Non devono stupire quindi anche le modifiche apportate al testo del Gloria in excelsis Deo: "e pace in terra agli uomini di buona volontà", diviene "e pace in terra agli uomini amati dal Signore".

Nel messale romano autentico (ossia del 1962, quando per l'ultima volta ci fu la ristampa del messale tridentino definito da Papa Pio V) vi è annotata la sottolineatura che il Gloria in excelsis Deo, per le sue prime parole, ripete il canto degli angeli a Betlemme la notte di Natale (Et subito facta est cum Angelo moltitudo militiae caelestis, laudantium Deum, et dicentium: Gloria in altissimis Deo, et in terra pax hominibus bonae voluntatis.).

Le angeliche parole parlano dunque di “uomini di buona volontà” lasciando intendere che vi sono anche uomini che non hanno buona volontà, i quali quindi non meritano la pace di Dio poiché, col loro stato, non possono essere in comunione con Lui.

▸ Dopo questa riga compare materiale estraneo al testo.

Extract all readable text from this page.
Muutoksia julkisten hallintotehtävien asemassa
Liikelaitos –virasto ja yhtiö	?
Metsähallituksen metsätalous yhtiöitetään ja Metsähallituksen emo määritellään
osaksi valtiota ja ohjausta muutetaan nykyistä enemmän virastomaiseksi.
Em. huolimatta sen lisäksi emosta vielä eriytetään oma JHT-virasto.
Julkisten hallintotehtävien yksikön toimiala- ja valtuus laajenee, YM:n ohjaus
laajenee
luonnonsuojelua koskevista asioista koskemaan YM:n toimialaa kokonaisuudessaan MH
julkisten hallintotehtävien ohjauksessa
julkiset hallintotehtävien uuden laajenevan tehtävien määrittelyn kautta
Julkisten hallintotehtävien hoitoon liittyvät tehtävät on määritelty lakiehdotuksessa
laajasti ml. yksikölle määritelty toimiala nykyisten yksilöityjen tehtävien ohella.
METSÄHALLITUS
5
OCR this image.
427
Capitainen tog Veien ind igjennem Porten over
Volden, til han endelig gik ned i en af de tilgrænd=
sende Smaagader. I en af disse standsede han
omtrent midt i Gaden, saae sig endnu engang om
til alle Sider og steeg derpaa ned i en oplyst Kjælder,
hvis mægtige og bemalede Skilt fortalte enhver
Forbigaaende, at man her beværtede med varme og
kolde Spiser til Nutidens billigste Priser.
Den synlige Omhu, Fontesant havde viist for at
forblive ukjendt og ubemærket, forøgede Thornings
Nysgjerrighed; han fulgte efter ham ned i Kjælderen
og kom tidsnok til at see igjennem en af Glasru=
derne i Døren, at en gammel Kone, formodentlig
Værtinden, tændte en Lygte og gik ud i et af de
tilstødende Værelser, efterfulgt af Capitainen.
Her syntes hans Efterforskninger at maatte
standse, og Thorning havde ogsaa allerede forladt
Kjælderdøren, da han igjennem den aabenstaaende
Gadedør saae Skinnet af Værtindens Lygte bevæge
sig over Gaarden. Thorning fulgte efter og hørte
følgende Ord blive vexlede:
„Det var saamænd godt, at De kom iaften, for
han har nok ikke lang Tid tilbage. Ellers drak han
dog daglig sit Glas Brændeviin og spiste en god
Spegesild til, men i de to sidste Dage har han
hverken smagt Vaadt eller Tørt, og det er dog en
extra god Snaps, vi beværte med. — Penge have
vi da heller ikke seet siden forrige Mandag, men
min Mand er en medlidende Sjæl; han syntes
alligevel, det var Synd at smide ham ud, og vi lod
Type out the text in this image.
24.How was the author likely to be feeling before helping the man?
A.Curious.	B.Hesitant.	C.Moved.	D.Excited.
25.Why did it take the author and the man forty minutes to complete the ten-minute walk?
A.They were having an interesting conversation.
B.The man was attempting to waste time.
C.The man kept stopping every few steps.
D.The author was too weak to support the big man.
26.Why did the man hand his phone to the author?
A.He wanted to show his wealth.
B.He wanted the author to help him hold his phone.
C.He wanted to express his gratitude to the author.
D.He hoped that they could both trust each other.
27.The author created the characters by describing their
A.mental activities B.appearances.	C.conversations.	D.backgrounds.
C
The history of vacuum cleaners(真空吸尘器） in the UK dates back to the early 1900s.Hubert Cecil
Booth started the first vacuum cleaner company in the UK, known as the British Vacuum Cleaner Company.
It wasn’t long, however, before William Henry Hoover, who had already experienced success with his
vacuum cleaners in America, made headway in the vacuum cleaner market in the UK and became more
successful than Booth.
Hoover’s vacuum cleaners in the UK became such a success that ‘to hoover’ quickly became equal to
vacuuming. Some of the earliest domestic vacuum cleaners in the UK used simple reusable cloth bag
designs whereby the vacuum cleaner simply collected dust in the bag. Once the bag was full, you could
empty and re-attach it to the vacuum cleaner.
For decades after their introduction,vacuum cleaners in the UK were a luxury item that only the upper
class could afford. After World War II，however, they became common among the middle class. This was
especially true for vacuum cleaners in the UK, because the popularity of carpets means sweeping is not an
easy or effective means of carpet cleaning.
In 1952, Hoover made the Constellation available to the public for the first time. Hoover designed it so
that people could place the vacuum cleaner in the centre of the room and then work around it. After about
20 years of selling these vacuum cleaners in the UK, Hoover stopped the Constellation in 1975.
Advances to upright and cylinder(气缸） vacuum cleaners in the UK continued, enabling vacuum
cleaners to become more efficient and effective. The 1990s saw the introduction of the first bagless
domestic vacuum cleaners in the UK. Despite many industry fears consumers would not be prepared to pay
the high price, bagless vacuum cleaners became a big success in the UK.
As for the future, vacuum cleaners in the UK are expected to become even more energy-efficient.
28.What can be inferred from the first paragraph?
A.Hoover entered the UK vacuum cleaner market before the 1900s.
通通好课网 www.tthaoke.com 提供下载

Ecco che anche in questa preghiera non si sta parlando solo dell'amore di Dio, ma è ancora legato un monito: gli uomini che non sono in comunione con Gesù Cristo andranno incontro al castigo eterno. Dio appare come Misericordia e Giustizia insieme, e così dev'essere, come anche san Tommaso ricordava: non può esserci misericordia e non giustizia, perché la misericordia senza la giustizia è l'inizio della dissoluzione. Dal Vangelo sappiamo che il mondo infatti è popolato da chi è per Gesù Cristo e chi è contro di Lui: I primi si salveranno, i secondi si danneranno (Chi non è con me è contro di me, Mt 12, 30).

Ma per la chiesa conciliare, ecumenica e “misericordiosa”, non esiste niente di tutto questo. Esistono Rahner, Lutero, Pannella (chi più ne ha...). E la loro perversa dottrina suggerisce di cambiare gli “uomini di buona volontà” con gli “uomini amati dal Signore”, nel senso che tutti gli uomini possono avere la pace di Dio a prescindere dalla loro buona o cattiva volontà. E tutto questo sostituendo solo tre termini, che diventano così un pozzo di eresie e ambiguità... per andare a finire dove?